Com efeito, o registro de inadimplência de crédito da Fazenda Pública em banco de dados de proteção ao crédito é um meio legítimo. Aliás, quando o débito federal é definitivamente constituído e inscrito em Dívida Ativa, ele passa a constar de um Cadastro Federal de Inadimplentes, que é o CADIN, cadastro este de domínio público. Já em relação ao SPC e ao SERASA, trata-se de cadastros privados, com os quais o ente público não possui qualquer relação direta, tanto é que eventuais ordens judiciais para exclusão ou suspensão de certo devedor do CADIN são limitadas a esse cadastro, posto que, quanto aos demais, nada pode fazer o sujeito ativo.
Na orientação pretoriana, vêm prevalecendo o entendimento segundo o qual a inserção do nome do devedor em banco de dados de proteção ao crédito, tais como SPC e SERASA, não viola a Constituição brasileira, e que a consulta a esses órgãos que armazenam dados sobre inadimplência é ato meramente informativo, de responsabilidade exclusiva das pessoas que buscam essas informações[8]. Assim decidiu o Superior Tribunal de Justiça (STJ)[9].
Como já anotado e bem salientado no texto do professor Célio Rodrigues da Cruz[10], a legitimidade ou não da inclusão de débitos em bancos de dados de proteção ao crédito passa pela interpretação sistemática e teleológica dos direitos fundamentais que a Constituição assegura a todos os brasileiros: de um lado, o direito à informação e, de outro lado, o direito à intimidade e à privacidade. A interpretação desses princípios constitucionais deve ser feita em consonância com os fundamentos da República, sobretudo no que diz respeito à dignidade da pessoa humana, à cidadania, à proteção ao consumidor e à livre iniciativa, mas tudo isso com o objetivo de construir uma sociedade livre, justa e solidária.

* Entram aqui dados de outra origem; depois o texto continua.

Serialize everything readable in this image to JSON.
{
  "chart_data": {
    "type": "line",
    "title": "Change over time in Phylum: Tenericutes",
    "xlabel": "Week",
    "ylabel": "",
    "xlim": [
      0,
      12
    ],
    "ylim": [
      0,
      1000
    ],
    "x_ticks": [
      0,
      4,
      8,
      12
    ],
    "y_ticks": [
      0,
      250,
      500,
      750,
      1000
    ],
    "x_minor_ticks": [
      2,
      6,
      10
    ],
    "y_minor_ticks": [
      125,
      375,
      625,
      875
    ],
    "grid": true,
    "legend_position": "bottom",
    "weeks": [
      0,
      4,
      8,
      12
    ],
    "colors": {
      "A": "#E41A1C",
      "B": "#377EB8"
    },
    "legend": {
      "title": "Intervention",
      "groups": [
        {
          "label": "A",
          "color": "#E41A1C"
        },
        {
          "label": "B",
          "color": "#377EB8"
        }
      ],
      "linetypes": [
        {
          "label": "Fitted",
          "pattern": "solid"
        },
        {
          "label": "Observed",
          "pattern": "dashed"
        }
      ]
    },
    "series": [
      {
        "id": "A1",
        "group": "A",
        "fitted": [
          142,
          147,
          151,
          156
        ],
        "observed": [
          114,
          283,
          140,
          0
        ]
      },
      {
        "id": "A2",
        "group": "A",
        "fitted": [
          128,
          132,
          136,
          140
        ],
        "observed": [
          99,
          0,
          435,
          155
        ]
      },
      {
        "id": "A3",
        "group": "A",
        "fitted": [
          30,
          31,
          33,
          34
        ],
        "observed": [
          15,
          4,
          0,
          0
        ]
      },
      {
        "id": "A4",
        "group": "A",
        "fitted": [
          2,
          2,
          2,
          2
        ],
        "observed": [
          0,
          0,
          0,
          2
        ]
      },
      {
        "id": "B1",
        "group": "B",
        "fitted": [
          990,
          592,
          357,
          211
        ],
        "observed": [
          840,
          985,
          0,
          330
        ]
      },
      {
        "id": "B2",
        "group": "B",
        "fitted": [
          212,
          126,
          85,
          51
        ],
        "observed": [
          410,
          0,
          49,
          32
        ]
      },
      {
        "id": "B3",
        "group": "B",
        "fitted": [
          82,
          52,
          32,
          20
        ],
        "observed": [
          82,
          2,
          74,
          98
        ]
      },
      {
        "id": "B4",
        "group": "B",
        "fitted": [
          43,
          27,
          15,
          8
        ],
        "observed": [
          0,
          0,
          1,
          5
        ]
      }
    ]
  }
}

2. Do protesto extrajudicial da Certidão de Dívida Ativa da União – previsão legal e entendimento jurisprudencial
O protesto extrajudicial é uma medida adotada recentemente pela Administração Pública, com arrimo expresso no parágrafo único do artigo 1◦ da Lei n. 12.767, de 27 de dezembro de 2012, que alterou a Lei n.◦ 9.492, de 10 de setembro de 1997, que, entre outras providências, define a competência, regulamenta os serviços concernentes ao protesto de títulos e outros documentos de dívida e dá outras providências.[11].
Todavia, a matéria ainda é alvo de controvérsias.
Com efeito, a corrente contrária sustenta a prescindibilidade deste meio, eis que a CDA já desfruta dos atributos da certeza e da liquidez e a via ordinária de sua execução se dá pela LEF. Assim, estar-se-á usando dois mecanismos quando um só já é suficiente. Também se fala em violação do princípio da legalidade estrita e desvio de finalidade, porque a Administração Pública estaria constrangendo o particular, com mais um procedimento para coagir o pagamento.
Nada obstante, esse estudo defende que não há qualquer inconstitucionalidade ou ilegalidade no instituto.
Isso porque, além da referida expressa previsão legal, é imperioso ressaltar que a Fazenda Pública pode usar o protesto de seus créditos inscritos em dívida porque, embora a CDA goze dos atributos de certeza e liquidez, os quais só podem ser refutados mediante prova em contrário (presunção relativa), o protesto traz maior eficácia e eficiência na cobrança dos créditos públicos, bem como agilidade na obtenção de seu resultado primordial, que é o pagamento.
Além disso, o protesto confere à cobrança maior publicidade e, assim, maior impacto na saúde financeira e econômica da empresa, cuja condição necessariamente é considerada pelos agentes de mercado em suas relações, bem como permite a cobrança mais célere, ágil e eficiente de créditos de pequenos valores. Frise-se que, na atualidade, não é rara uma decisão judicial que julga extinta a execução fiscal por “valor ínfimo”, ou mesmo, hodiernamente, o STJ está condicionando o procedimento de cobranças pagas indevidamente ao ajuizamento de ação ordinária e julgando extintos executivos fiscais propostos com esse fim.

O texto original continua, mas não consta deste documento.